Cognitive level: Application

Category of Client Need: Health Promotion and Maintenance

Nursing Process: Assessment

Learning Outcome: 32.9 Describe the nursing care for mothers and newborns experiencing difficulty in breastfeeding following discharge based on assessment data and rationale.

 

Chapter 32_LO09_Q14

The breastfeeding postpartum client reports sore nipples to the nurse making a home visit. The intervention with the highest priority is:

  1. Infant positioning.
  2. Use of the breast shield.
  3. Use of breast pads.
  4. Type of soap used.

Answer: 1

Rationale:

  1. Infant positioning is a critical factor in nipple soreness. Changing positions alters the focus of greatest stress and promotes more complete breast emptying.
  2. Use of the breast shield, use of breast pads, and type of soap used are not critical factors in alleviating nipple soreness.
  3. Use of the breast shield, use of breast pads, and type of soap used are not critical factors in alleviating nipple soreness.
  4. Use of the breast shield, use of breast pads, and type of soap used are not critical factors in alleviating nipple soreness.

Cognitive Level: Application

Category of Client Need: Physiological Integrity: Basic Care and Comfort

Nursing Process: Implementation

Learning Outcome: 32.9 Describe the nursing care for mothers and newborns experiencing difficulty in breastfeeding following discharge based on assessment data and rationale.

 

Chapter 32_LO10_Q15

Before a newborn and mother are discharged from the hospital, the nurse informs the parents about the normal screening tests for newborns. Which of the following are good reasons for having the screening tests done?

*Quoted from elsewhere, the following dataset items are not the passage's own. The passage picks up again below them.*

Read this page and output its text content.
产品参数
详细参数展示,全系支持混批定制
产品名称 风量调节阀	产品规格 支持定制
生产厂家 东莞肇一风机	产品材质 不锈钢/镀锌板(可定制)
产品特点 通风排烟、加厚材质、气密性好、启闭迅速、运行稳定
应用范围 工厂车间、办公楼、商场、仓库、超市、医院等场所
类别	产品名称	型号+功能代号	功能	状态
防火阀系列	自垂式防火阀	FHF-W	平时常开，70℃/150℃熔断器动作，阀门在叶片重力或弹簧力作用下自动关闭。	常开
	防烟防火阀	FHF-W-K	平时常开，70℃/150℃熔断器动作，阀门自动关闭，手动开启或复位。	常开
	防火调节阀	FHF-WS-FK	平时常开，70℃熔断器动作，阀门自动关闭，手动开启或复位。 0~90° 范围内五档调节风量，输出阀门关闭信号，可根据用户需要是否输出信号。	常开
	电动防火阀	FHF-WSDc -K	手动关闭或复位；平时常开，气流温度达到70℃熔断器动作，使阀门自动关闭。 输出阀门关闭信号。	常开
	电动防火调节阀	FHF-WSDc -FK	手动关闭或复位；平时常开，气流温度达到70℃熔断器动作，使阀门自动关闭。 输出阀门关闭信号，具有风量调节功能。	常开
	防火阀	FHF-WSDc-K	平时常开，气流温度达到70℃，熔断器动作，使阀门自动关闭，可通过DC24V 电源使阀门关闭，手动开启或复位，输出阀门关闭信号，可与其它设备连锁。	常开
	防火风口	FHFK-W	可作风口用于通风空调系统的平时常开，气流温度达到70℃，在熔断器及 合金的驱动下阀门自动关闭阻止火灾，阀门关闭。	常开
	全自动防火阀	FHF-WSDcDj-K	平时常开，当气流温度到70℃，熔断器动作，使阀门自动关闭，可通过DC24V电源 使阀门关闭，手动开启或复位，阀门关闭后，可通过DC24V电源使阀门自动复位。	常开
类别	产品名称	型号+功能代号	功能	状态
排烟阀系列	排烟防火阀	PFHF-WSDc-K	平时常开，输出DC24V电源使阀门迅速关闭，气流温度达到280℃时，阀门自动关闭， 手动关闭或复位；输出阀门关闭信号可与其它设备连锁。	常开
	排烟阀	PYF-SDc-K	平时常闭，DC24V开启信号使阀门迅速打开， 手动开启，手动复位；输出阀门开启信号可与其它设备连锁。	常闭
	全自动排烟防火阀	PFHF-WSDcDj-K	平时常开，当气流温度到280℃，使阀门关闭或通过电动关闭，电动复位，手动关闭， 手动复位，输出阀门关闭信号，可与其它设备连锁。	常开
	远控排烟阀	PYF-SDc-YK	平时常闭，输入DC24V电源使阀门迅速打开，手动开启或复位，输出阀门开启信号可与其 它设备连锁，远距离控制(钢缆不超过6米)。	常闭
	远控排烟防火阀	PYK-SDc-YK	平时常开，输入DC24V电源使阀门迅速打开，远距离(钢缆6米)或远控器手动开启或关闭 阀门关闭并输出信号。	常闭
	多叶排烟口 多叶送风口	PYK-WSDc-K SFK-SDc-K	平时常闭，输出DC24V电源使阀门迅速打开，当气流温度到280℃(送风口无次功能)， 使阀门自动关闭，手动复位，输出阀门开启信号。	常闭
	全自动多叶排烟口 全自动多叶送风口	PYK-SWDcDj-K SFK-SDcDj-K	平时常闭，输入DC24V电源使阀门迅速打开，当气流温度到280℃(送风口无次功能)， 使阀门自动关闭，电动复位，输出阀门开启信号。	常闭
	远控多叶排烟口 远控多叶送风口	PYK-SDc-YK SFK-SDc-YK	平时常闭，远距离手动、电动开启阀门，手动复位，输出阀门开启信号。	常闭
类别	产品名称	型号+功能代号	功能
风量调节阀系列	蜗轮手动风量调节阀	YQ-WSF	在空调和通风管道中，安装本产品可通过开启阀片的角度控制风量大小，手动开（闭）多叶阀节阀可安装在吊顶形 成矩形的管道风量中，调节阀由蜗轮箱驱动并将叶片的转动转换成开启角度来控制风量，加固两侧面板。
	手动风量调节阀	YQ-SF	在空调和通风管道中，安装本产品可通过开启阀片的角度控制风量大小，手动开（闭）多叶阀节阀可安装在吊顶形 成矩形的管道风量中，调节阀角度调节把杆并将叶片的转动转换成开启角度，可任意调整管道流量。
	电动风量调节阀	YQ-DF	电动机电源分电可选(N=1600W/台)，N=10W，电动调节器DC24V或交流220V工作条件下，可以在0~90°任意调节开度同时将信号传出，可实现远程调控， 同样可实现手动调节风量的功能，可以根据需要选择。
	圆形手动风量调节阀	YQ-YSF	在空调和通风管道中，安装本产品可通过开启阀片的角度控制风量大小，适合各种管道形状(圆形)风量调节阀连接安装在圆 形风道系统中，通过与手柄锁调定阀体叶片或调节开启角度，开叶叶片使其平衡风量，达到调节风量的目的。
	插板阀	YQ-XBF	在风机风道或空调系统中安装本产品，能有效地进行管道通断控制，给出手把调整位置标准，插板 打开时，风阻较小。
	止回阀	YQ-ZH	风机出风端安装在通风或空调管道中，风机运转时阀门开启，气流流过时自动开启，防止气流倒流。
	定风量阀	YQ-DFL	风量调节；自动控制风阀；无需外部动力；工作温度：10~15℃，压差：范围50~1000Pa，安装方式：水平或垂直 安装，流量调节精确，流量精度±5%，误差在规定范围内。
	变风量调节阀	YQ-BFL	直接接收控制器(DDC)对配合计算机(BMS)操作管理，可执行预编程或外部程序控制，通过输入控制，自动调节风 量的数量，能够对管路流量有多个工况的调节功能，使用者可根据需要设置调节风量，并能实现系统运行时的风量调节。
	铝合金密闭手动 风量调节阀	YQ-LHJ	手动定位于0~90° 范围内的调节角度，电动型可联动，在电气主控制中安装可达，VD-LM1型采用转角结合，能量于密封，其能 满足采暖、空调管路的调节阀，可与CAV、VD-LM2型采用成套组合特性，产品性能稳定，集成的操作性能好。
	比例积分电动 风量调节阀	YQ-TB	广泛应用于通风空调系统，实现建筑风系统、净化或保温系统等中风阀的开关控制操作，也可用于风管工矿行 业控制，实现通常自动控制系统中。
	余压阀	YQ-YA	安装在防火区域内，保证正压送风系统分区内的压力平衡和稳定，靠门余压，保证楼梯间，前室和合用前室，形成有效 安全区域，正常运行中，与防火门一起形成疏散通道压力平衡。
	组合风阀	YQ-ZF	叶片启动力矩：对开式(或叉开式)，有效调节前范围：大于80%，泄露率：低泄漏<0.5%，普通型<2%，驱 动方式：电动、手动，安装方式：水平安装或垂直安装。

  1. The tests will prevent infants from developing phenylketonuria.
  2. The tests will detect such disorders as hypertension and diabetes.
  3. The tests will detect disorders that cause mental retardation, physical handicaps, or death if left undiscovered.
  4. The tests will prevent sickle-cell anemia, galactosemia, and hemocystinuria.

 

Answer: 3

Rationale:

  1. The normal screening tests for newborns are done to detect disorders that cause mental retardation, physical handicaps, or death if left undiscovered. The testing will not prevent any disorders, and will not detect hypertension or diabetes.
  2. The normal screening tests for newborns are done to detect disorders that cause mental retardation, physical handicaps, or death if left undiscovered. The testing will not prevent any disorders, and will not detect hypertension or diabetes.
  3. The normal screening tests for newborns are done to detect disorders that cause mental retardation, physical handicaps, or death if left undiscovered. The testing will not prevent any disorders, and will not detect hypertension or diabetes.
  4. The normal screening tests for newborns are done to detect disorders that cause mental retardation, physical handicaps, or death if left undiscovered. The testing will not prevent any disorders, and will not detect hypertension or diabetes.

 

Cognitive Level: Application

 

Category of Client Need: Physiological Integrity: Reduction of Risk Potential

Nursing Process: Planning

Learning Outcome: 32.10 Identify follow-up care available to postpartal families in addition to home visits.